Я колебалась только две-три секунды – немного, если вспомнить, что мы не виделись со студенческих лет.
Это был Володя Лукашевич, мой земляк и школьный товарищ. В юности он был такой здоровый, что при одном взгляде на него становилось смешно, да и сам он немного стеснялся своих слишком румяных щек, крепких плеч, сильного рукопожатия, после которого, бывало, долго трясешь в воздухе онемевшей рукой. Теперь он, кажется, не мог похвастать здоровьем: выгоревший китель свободно облегал неширокую грудь, чуть сгорбленные плечи. Лицо стало тоньше, как будто из-под прежних, молодых, грубоватых черт показались новые, в которых отразилась внутренняя (должно быть, не легкая) жизнь.
– Как я рад! Я часто вспоминал о тебе! Давно в Сталинграде?
– Скоро месяц. А ты?
– А я скоро сутки. Сколько мы не виделись?
– Сто лет.
– Андрей с тобой?
– Нет.
– Жалко. Какая ты стала, – сказал он с доброй улыбкой. – Ведь я все знаю о тебе. Догадайся, от кого? От Гурия Попова.

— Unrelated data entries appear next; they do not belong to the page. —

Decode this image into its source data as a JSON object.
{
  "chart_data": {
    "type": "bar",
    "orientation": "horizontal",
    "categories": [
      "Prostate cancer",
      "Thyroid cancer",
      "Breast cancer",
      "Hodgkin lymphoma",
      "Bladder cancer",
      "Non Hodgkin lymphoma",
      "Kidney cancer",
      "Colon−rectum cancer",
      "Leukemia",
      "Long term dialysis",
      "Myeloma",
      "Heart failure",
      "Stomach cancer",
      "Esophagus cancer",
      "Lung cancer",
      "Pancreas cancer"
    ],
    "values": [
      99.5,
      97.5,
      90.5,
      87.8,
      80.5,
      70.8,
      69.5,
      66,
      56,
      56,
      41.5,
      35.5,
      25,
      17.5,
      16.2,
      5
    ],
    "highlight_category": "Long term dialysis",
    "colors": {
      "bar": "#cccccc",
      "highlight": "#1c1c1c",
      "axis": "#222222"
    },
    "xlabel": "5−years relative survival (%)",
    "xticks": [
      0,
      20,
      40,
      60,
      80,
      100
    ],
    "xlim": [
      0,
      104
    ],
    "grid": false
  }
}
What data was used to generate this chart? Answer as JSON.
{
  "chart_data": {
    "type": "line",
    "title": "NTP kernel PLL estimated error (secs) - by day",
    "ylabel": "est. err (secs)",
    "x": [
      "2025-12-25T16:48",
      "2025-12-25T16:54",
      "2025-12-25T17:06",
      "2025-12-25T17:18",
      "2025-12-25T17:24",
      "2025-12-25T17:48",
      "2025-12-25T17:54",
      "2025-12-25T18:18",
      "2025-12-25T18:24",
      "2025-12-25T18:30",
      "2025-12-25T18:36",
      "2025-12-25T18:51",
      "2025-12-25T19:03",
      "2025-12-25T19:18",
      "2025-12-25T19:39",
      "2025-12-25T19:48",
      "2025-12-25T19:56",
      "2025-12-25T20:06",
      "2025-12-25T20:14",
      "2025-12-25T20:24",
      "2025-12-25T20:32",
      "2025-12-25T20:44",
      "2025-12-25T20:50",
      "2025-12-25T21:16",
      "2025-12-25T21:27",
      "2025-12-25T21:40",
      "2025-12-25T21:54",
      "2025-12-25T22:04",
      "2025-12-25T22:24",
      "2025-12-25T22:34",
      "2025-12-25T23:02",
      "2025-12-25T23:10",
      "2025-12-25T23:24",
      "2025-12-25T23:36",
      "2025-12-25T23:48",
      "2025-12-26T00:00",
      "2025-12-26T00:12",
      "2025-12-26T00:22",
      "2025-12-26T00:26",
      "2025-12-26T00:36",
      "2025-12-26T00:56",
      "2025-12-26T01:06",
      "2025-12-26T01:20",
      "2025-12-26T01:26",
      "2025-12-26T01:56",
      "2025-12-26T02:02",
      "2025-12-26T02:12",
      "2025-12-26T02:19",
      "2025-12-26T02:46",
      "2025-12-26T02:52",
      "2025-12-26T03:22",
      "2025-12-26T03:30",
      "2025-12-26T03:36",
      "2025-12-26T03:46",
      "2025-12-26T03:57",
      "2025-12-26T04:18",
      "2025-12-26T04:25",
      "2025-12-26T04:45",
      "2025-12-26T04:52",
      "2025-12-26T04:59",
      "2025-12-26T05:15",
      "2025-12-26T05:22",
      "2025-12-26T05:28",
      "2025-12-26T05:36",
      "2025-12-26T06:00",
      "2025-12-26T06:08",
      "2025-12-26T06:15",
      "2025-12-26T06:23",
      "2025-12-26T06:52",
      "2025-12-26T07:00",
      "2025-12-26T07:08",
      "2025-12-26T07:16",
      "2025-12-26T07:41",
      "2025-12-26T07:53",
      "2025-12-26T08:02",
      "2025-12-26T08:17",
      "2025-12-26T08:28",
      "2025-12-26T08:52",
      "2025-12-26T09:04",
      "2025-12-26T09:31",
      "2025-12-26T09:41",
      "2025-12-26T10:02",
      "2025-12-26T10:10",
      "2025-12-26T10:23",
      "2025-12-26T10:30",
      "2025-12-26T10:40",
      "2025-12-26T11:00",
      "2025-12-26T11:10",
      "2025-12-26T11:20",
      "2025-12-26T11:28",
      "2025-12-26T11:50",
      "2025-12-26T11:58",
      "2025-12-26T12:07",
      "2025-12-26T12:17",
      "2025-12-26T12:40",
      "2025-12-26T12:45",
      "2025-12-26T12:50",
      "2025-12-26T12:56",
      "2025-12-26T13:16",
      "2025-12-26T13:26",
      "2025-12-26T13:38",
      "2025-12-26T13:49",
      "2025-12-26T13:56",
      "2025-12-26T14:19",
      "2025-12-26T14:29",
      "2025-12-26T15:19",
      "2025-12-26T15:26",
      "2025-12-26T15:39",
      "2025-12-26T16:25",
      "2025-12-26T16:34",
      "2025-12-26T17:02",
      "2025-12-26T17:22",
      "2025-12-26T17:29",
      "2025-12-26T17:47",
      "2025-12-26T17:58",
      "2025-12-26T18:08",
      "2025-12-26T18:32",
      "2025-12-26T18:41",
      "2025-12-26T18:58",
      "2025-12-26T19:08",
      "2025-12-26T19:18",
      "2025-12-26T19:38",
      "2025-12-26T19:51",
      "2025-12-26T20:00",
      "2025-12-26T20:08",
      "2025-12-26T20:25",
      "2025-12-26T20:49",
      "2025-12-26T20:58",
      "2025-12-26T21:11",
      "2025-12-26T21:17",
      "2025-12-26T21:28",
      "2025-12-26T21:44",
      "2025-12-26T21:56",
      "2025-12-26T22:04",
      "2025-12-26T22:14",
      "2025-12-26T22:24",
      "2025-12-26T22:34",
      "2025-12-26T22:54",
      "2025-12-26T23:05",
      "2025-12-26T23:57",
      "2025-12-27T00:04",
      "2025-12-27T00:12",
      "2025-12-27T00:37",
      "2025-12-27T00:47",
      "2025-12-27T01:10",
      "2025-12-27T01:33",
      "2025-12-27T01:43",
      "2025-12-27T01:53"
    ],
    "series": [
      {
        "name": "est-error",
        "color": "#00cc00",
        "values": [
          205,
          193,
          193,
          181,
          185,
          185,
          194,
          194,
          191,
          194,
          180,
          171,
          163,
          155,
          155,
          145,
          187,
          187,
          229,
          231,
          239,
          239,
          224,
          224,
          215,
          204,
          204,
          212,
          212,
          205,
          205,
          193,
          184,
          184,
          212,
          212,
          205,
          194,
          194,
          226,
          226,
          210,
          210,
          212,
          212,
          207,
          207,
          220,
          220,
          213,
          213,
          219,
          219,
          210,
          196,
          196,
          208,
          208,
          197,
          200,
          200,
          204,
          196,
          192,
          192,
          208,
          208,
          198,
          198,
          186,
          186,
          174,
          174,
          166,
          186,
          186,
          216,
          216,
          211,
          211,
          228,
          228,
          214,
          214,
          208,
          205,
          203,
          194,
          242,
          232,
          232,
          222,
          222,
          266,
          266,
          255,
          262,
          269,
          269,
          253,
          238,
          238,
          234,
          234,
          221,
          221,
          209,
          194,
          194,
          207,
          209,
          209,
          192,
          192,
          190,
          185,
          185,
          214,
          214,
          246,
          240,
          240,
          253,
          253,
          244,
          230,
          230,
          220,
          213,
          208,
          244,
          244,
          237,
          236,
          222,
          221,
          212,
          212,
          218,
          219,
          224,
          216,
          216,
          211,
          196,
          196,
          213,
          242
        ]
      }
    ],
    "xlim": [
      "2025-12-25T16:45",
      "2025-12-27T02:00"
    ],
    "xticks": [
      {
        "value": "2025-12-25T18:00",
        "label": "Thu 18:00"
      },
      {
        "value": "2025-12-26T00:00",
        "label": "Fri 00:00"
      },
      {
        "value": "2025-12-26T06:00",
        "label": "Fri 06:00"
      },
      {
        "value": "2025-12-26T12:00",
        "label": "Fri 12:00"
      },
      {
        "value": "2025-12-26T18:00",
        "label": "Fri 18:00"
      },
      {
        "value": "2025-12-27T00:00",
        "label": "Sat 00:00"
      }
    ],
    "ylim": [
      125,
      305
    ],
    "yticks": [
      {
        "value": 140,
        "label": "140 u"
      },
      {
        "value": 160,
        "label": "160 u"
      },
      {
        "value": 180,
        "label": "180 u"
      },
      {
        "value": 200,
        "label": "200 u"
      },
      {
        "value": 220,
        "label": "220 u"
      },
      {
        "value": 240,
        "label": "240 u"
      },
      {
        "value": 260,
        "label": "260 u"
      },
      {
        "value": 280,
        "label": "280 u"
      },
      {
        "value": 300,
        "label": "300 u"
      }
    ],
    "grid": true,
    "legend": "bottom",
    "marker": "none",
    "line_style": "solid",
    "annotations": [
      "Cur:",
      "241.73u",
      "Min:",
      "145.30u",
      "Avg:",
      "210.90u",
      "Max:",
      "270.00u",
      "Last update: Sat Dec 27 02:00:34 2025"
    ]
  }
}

– Да ну! Где он? Вообще, где все наши?
Володя засмеялся.
– Вот интересно, сколько было потом друзей – в училище, на флоте. Все – наши. А лопахинцы все-таки – самые нашенские наши! Гурий – это Г. Попов. Разве ты не читала его корреспонденции в «Известиях»?

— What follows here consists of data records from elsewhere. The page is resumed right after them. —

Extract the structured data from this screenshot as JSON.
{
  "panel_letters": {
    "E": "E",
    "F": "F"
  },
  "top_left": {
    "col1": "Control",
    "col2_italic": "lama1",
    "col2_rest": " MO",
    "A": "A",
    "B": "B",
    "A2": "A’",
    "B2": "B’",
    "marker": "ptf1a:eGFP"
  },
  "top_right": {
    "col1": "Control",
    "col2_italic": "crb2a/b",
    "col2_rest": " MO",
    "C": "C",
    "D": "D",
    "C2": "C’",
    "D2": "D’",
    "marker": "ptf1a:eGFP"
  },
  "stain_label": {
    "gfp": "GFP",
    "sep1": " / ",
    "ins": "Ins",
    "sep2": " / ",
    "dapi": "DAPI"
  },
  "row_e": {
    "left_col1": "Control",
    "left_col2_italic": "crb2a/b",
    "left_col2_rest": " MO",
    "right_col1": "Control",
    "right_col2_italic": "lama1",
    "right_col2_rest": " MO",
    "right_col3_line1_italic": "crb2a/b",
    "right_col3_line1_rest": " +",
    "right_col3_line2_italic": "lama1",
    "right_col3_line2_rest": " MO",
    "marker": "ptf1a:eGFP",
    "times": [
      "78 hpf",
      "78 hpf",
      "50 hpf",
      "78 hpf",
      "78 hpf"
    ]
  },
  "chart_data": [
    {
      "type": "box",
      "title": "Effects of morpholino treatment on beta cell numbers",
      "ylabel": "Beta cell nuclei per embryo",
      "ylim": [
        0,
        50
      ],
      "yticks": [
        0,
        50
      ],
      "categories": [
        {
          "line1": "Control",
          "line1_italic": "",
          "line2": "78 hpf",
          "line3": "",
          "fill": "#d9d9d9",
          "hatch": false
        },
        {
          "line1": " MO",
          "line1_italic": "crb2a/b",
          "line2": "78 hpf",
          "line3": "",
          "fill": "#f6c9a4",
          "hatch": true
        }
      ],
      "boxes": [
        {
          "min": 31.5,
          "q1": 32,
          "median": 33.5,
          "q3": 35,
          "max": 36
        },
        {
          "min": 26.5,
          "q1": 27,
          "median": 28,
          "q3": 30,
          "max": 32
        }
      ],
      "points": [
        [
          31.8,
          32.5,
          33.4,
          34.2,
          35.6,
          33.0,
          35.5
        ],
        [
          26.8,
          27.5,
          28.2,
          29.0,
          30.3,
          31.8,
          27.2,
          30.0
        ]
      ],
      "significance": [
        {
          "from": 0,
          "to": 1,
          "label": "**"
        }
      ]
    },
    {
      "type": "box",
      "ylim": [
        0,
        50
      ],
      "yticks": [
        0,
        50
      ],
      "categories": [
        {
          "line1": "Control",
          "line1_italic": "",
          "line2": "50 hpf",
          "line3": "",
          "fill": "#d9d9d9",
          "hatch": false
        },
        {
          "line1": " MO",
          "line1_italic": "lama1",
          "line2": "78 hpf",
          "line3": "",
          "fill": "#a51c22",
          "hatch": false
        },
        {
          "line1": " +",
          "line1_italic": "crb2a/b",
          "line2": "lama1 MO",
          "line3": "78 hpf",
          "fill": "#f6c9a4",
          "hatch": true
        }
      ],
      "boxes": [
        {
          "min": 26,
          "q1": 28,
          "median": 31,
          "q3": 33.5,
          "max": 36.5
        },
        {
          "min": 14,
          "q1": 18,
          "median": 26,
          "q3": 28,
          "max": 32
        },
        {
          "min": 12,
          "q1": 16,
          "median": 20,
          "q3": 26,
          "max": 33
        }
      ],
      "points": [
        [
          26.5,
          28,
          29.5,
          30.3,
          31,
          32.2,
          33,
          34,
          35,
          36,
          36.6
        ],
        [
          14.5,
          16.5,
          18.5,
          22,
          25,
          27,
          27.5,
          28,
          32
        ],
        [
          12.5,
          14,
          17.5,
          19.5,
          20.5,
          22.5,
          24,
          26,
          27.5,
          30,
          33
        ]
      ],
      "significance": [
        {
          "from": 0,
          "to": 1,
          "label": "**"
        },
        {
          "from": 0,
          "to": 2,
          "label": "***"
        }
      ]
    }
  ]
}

– Так это он? Мне и в голову не приходило, что Г. Попов – это Гурий.
– Почему же? Вот наша компания, – с гордостью сказал Володя. – Знаменитые люди! А Нинка Башмакова? Я слышал ее в Ленинграде. Как поет! Но растолстела! Ужас. А ты молодец.
– Почему?
– Не знаю. Доктор наук. Не растолстела.
– Растолстеешь тут! Но расскажи о себе. Откуда ты? В последний раз ты писал, что тебя собираются перевести из Кронштадта?
– И перевели. В Полярное, на Крайний Север. А вот теперь, видишь, в Сталинграде.
– Надолго ли?
Он пожал плечами.
Мы вышли на набережную, и я сказала Володе, что за три недели в Сталинграде еще не была на набережной и памятник Хользунову, например, вижу впервые.
– Так занята?
– Да, очень.
Он посмотрел на меня – наверно, хотел спросить, что я здесь делаю. Но подумал и не спросил.

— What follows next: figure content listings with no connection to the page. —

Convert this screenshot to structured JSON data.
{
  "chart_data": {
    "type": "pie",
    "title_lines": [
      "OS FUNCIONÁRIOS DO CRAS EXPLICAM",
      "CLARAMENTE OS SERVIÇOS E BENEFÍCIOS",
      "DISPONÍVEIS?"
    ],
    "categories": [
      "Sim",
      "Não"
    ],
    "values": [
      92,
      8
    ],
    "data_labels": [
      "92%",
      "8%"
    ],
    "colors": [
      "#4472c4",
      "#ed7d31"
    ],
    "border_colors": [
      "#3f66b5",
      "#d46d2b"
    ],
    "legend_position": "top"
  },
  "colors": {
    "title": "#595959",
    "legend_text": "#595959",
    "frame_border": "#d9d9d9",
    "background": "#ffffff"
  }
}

…Это было так, как будто, отыскивая любимое место в книге, мы быстро перелистывали страницы от конца к началу. Лопахин, школа, споры о том, как должен вести себя активист в условиях нэпа.
– А помнишь научную комиссию по преобразованию праздника Ивана Купалы!
– Неужели и такая была? Нет, не помню!
– Ну как же! Комиссия по преобразованию Ивана Купалы с целью придать ему революционно-пролетарское содержание. Ах, черт побери! Как мы были молоды! И как странно, что тогда мы как-то не замечали этого чувства молодости, счастья, здоровья. Впрочем, у меня к нему неизменно присоединялось еще одно чувство: мне, понимаешь, все время казалось, что я ужасный дурак, а вы все умные-преумные, особенно Гурий. И правда, вы все много читали, а я только журнал «Юный пролетарий». Впрочем, в этом виноват тот же Гурий. Он дал мне «Руководство к чтению», а там было написано: «Никогда не читайте чрезмерно. Это приводит к донкихотству. Вы станете жертвой призраков и будете жить, как во сне». Вот я и не захотел жить, как во сне. Зато я заучивал афоризмы.